As a building that houses the Mail Center, Cafeteria or Dining Hall, Student Resource Center, security and Student Development offices, organization rooms and a Union Desk, at any given time during business hours there is a constant stream of students, faculty, administrators and professionals going in and out of the building, and the inside functions well for lots of movement. When you walk passed the tall black windows and into the building, it isn’t difficult to be amazed by the open design of the internal structure of the building. Every level is an open space. You could stand on the main floor of the atrium and only have to look down to see the Mail Center on the bottom floor, or look up to view students entering the Dining Hall. However, while there is a constant flow of activity within, the impression that many K students give when describing Hicks is that it is a place for them to escape the craziness of an academy life, and just wind down by grabbing a sandwich at Jazzman’s café, listening to music being played by Union Desk attendants over the loud speakers, play pool in the game room or socialize with friends in the movie room. When K students give tours of the campus and they make a stop in Hicks they often speak of it as the “living room” of the campus. Students go to Hicks to eat, sleep, do homework and hang out or talk with friends, all of the key components of a college student’s daily existence.
The Hick Center was named after Weimer K. Hicks, who served as President of Kalamazoo College (from 1953-1971) for eighteen years. Hicks’s legacy to the school in which he served as President comes from the fact that he was very instrumental in the development of the “K” plan as a permanent fixture within the school-wide curriculum. The “K” plan continues to be extremely important and serves as the groundwork for a true liberal arts education at the college. The original “K” plan created by Hicks stressed that students gain more awareness of the world around them by spending a term doing an internship and at least more than one term studying abroad. When entering Kalamazoo College students first matriculate as first-years, they are bombarded with symbols of the successes of the “K” plan, study abroad or study away testimonies, service learning projects or internships that previous students have participated in, and an introduction to the Senior Individualized Thesis (SIP) project that they will have to stress about in three years even before being made fully aware of what it actually is. As described on the Kalamazoo College website, the “K” plan is specifically geared towards getting the full breath of a liberal arts education and is highly individualized for each student in order for them to become more self aware of the world around and them and envision their own possibilities for becoming an enlightened person by the time they graduate. Hicks’s implementing of the “K” plan forever changed Kalamazoo College’s reputation as an undergraduate institution to one that heavily focused on integrating an international education into the curriculum. It is no surprise that the top academic administrator whose namesake Hicks is named after was the pioneer who heralded in the introduction of the “K” plan.

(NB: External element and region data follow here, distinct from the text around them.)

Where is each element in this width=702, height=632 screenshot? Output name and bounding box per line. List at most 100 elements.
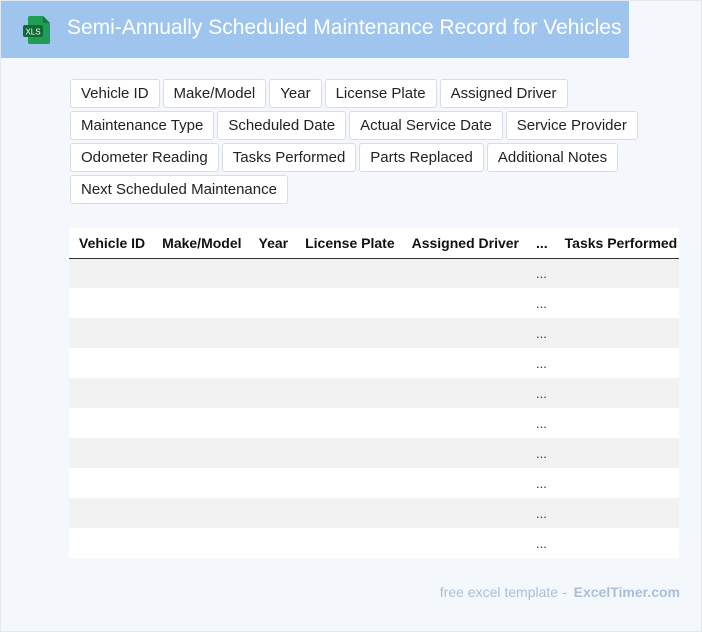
table-cell[interactable]: [152, 498, 249, 528]
table-cell[interactable]: [554, 438, 679, 468]
table-cell[interactable]: [401, 378, 526, 408]
table-cell[interactable]: [248, 528, 296, 558]
column-header[interactable]: Vehicle ID: [69, 228, 153, 259]
table-row: ...: [69, 498, 679, 528]
table-cell[interactable]: [69, 438, 153, 468]
table-cell[interactable]: [295, 438, 402, 468]
table-cell[interactable]: [295, 468, 402, 498]
table-cell[interactable]: [69, 468, 153, 498]
field-chip[interactable]: Assigned Driver: [439, 79, 568, 108]
table-cell[interactable]: [69, 498, 153, 528]
table-cell[interactable]: [401, 528, 526, 558]
table-cell[interactable]: [248, 408, 296, 438]
table-cell[interactable]: [401, 318, 526, 348]
table-cell[interactable]: [69, 348, 153, 378]
field-chip[interactable]: Parts Replaced: [359, 143, 484, 172]
table-cell[interactable]: [69, 378, 153, 408]
table-cell[interactable]: [401, 468, 526, 498]
table-row: ...: [69, 468, 679, 498]
table-cell[interactable]: [152, 528, 249, 558]
table-cell[interactable]: [248, 288, 296, 318]
table-cell[interactable]: ...: [525, 438, 555, 468]
column-header[interactable]: License Plate: [295, 228, 402, 259]
data-table: Vehicle ID Make/Model Year License Plate Ass…: [69, 228, 679, 558]
table-cell[interactable]: [69, 528, 153, 558]
table-cell[interactable]: ...: [525, 528, 555, 558]
footer-text: free excel template -: [439, 584, 567, 600]
table-cell[interactable]: [554, 348, 679, 378]
table-cell[interactable]: [248, 438, 296, 468]
table-cell[interactable]: [69, 258, 153, 288]
column-header[interactable]: Year: [248, 228, 296, 259]
chip-row: Maintenance Type Scheduled Date Actual Ser…: [70, 111, 638, 140]
table-cell[interactable]: ...: [525, 318, 555, 348]
table-cell[interactable]: [152, 288, 249, 318]
table-cell[interactable]: [152, 408, 249, 438]
field-chip[interactable]: Tasks Performed: [221, 143, 357, 172]
footer-credit: free excel template - ExcelTimer.com: [440, 584, 680, 600]
table-cell[interactable]: [401, 258, 526, 288]
table-cell[interactable]: ...: [525, 498, 555, 528]
field-chip[interactable]: License Plate: [324, 79, 437, 108]
field-chip[interactable]: Additional Notes: [486, 143, 619, 172]
table-cell[interactable]: [295, 378, 402, 408]
field-chip[interactable]: Odometer Reading: [70, 143, 219, 172]
table-cell[interactable]: [554, 528, 679, 558]
table-cell[interactable]: [554, 468, 679, 498]
table-cell[interactable]: [401, 438, 526, 468]
table-cell[interactable]: [295, 528, 402, 558]
table-cell[interactable]: [248, 348, 296, 378]
table-cell[interactable]: [554, 288, 679, 318]
table-cell[interactable]: ...: [525, 378, 555, 408]
table-cell[interactable]: [295, 318, 402, 348]
column-header[interactable]: Make/Model: [152, 228, 249, 259]
table-cell[interactable]: ...: [525, 258, 555, 288]
table-cell[interactable]: [248, 468, 296, 498]
table-cell[interactable]: [69, 318, 153, 348]
table-cell[interactable]: [295, 408, 402, 438]
table-cell[interactable]: [152, 318, 249, 348]
table-cell[interactable]: [69, 288, 153, 318]
table-cell[interactable]: [152, 468, 249, 498]
column-header[interactable]: Tasks Performed: [554, 228, 679, 259]
field-chip[interactable]: Maintenance Type: [70, 111, 215, 140]
table-cell[interactable]: [248, 498, 296, 528]
field-chip[interactable]: Make/Model: [162, 79, 267, 108]
table-cell[interactable]: [554, 378, 679, 408]
table-cell[interactable]: ...: [525, 348, 555, 378]
table-cell[interactable]: [248, 258, 296, 288]
table-cell[interactable]: ...: [525, 288, 555, 318]
table-cell[interactable]: [152, 258, 249, 288]
table-row: ...: [69, 408, 679, 438]
field-chip[interactable]: Service Provider: [505, 111, 638, 140]
table-cell[interactable]: [295, 348, 402, 378]
table-cell[interactable]: [554, 318, 679, 348]
table-cell[interactable]: [401, 408, 526, 438]
field-chip[interactable]: Actual Service Date: [349, 111, 503, 140]
table-cell[interactable]: [554, 498, 679, 528]
table-cell[interactable]: [248, 318, 296, 348]
table-cell[interactable]: [152, 438, 249, 468]
table-cell[interactable]: [401, 498, 526, 528]
table-cell[interactable]: [295, 288, 402, 318]
table-cell[interactable]: [69, 408, 153, 438]
data-table-container[interactable]: Vehicle ID Make/Model Year License Plate Ass…: [69, 228, 679, 558]
table-cell[interactable]: [152, 348, 249, 378]
footer-brand-link[interactable]: ExcelTimer.com: [574, 584, 680, 600]
table-cell[interactable]: ...: [525, 468, 555, 498]
table-cell[interactable]: [554, 258, 679, 288]
field-chip[interactable]: Year: [269, 79, 322, 108]
column-header[interactable]: Assigned Driver: [401, 228, 526, 259]
field-chip[interactable]: Next Scheduled Maintenance: [70, 175, 288, 204]
table-cell[interactable]: [152, 378, 249, 408]
table-cell[interactable]: ...: [525, 408, 555, 438]
table-cell[interactable]: [248, 378, 296, 408]
field-chip[interactable]: Vehicle ID: [70, 79, 160, 108]
column-header[interactable]: ...: [525, 228, 555, 259]
table-cell[interactable]: [295, 258, 402, 288]
table-cell[interactable]: [295, 498, 402, 528]
table-cell[interactable]: [401, 348, 526, 378]
table-cell[interactable]: [554, 408, 679, 438]
table-cell[interactable]: [401, 288, 526, 318]
field-chip[interactable]: Scheduled Date: [217, 111, 347, 140]
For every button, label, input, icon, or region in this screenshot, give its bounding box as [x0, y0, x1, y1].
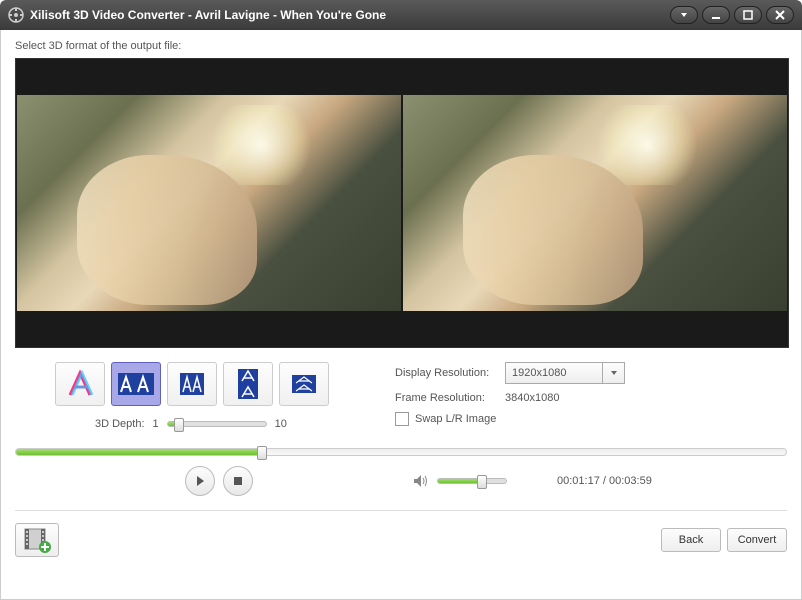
frame-resolution-value: 3840x1080 [505, 392, 559, 404]
swap-lr-label: Swap L/R Image [415, 413, 496, 425]
time-elapsed: 00:01:17 [557, 475, 600, 487]
depth-slider[interactable] [167, 421, 267, 427]
display-resolution-value: 1920x1080 [512, 367, 566, 379]
swap-lr-checkbox[interactable] [395, 412, 409, 426]
chevron-down-icon [602, 363, 624, 383]
preview-right-eye [403, 95, 787, 311]
depth-min: 1 [153, 418, 159, 430]
window-title: Xilisoft 3D Video Converter - Avril Lavi… [30, 8, 666, 22]
playback-timeline[interactable] [15, 448, 787, 456]
format-anaglyph-button[interactable] [55, 362, 105, 406]
convert-button[interactable]: Convert [727, 528, 787, 552]
menu-button[interactable] [670, 6, 698, 24]
titlebar: Xilisoft 3D Video Converter - Avril Lavi… [0, 0, 802, 30]
back-button[interactable]: Back [661, 528, 721, 552]
format-sidebyside-half-button[interactable] [167, 362, 217, 406]
app-icon [8, 7, 24, 23]
format-sidebyside-full-button[interactable] [111, 362, 161, 406]
maximize-button[interactable] [734, 6, 762, 24]
content-area: Select 3D format of the output file: [0, 30, 802, 600]
time-display: 00:01:17 / 00:03:59 [557, 475, 652, 487]
minimize-button[interactable] [702, 6, 730, 24]
format-topbottom-full-button[interactable] [223, 362, 273, 406]
display-resolution-dropdown[interactable]: 1920x1080 [505, 362, 625, 384]
instruction-label: Select 3D format of the output file: [15, 40, 787, 52]
depth-label: 3D Depth: [95, 418, 145, 430]
video-preview [15, 58, 789, 348]
format-button-group [55, 362, 395, 406]
depth-max: 10 [275, 418, 287, 430]
stop-button[interactable] [223, 466, 253, 496]
frame-resolution-label: Frame Resolution: [395, 392, 505, 404]
display-resolution-label: Display Resolution: [395, 367, 505, 379]
add-file-button[interactable] [15, 523, 59, 557]
close-button[interactable] [766, 6, 794, 24]
preview-left-eye [17, 95, 401, 311]
volume-icon[interactable] [413, 474, 429, 488]
format-topbottom-half-button[interactable] [279, 362, 329, 406]
volume-slider[interactable] [437, 478, 507, 484]
play-button[interactable] [185, 466, 215, 496]
time-total: 00:03:59 [609, 475, 652, 487]
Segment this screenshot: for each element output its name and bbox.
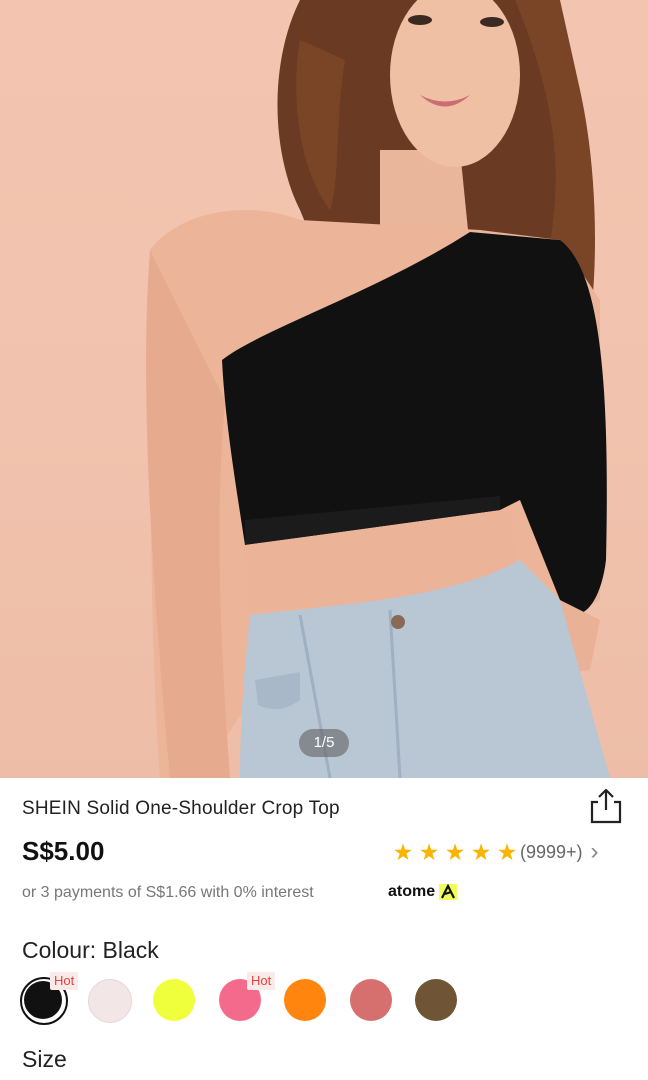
product-page: 1/5 SHEIN Solid One-Shoulder Crop Top S$… bbox=[0, 0, 648, 1080]
hot-badge: Hot bbox=[247, 972, 276, 990]
rating-stars: ★ ★ ★ ★ ★ bbox=[390, 838, 520, 866]
chevron-right-icon: › bbox=[590, 838, 599, 865]
colour-swatch[interactable] bbox=[153, 979, 195, 1021]
colour-swatch[interactable] bbox=[415, 979, 457, 1021]
colour-swatch[interactable] bbox=[350, 979, 392, 1021]
star-icon: ★ bbox=[444, 839, 466, 865]
star-icon: ★ bbox=[470, 839, 492, 865]
colour-swatch[interactable] bbox=[88, 979, 132, 1023]
installment-text: or 3 payments of S$1.66 with 0% interest bbox=[22, 884, 314, 901]
hot-badge: Hot bbox=[50, 972, 79, 990]
product-price: S$5.00 bbox=[22, 836, 105, 866]
image-counter: 1/5 bbox=[299, 729, 349, 757]
share-icon[interactable] bbox=[588, 786, 624, 826]
star-icon: ★ bbox=[496, 839, 518, 865]
atome-label: atome bbox=[388, 883, 436, 900]
size-label: Size bbox=[22, 1046, 67, 1072]
rating-summary[interactable]: ★ ★ ★ ★ ★ (9999+) › bbox=[390, 838, 599, 866]
product-title: SHEIN Solid One-Shoulder Crop Top bbox=[22, 798, 340, 819]
star-icon: ★ bbox=[418, 839, 440, 865]
product-photo bbox=[146, 0, 610, 778]
product-image-carousel[interactable]: 1/5 bbox=[0, 0, 648, 778]
colour-label: Colour: Black bbox=[22, 937, 159, 963]
colour-swatch[interactable] bbox=[284, 979, 326, 1021]
atome-brand[interactable]: atome bbox=[388, 883, 458, 901]
review-count: (9999+) bbox=[520, 841, 583, 862]
star-icon: ★ bbox=[392, 839, 414, 865]
atome-logo-icon bbox=[439, 883, 458, 900]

On any day during the week you can walk past the meeting rooms on the second floor of the building and observe one of the many student organizations meeting. Student Commission, Student Activities and the Index all have permanent offices in Hicks. On Tuesday’s an informational movie or documentary is shown via a partnership with one of the student organizations or student advocacy groups who want people on campus to engage in issues or support a cause. Recently, the gay alliance group Kaleidoscope played the iconic movie depicting drag ball culture Paris is Burning to eager audiences. Some days free food is given out at indoor music concerts, or there are free massage days or public speakers and important dinners or events are often held in the banquet hall. Overall, you could say that Hicks’s multiple functions as a student center makes it just as much as a part of the “K” plan as the academic curriculums or study abroad programs. Of all the buildings on campus, Hicks is definitely a liberal space.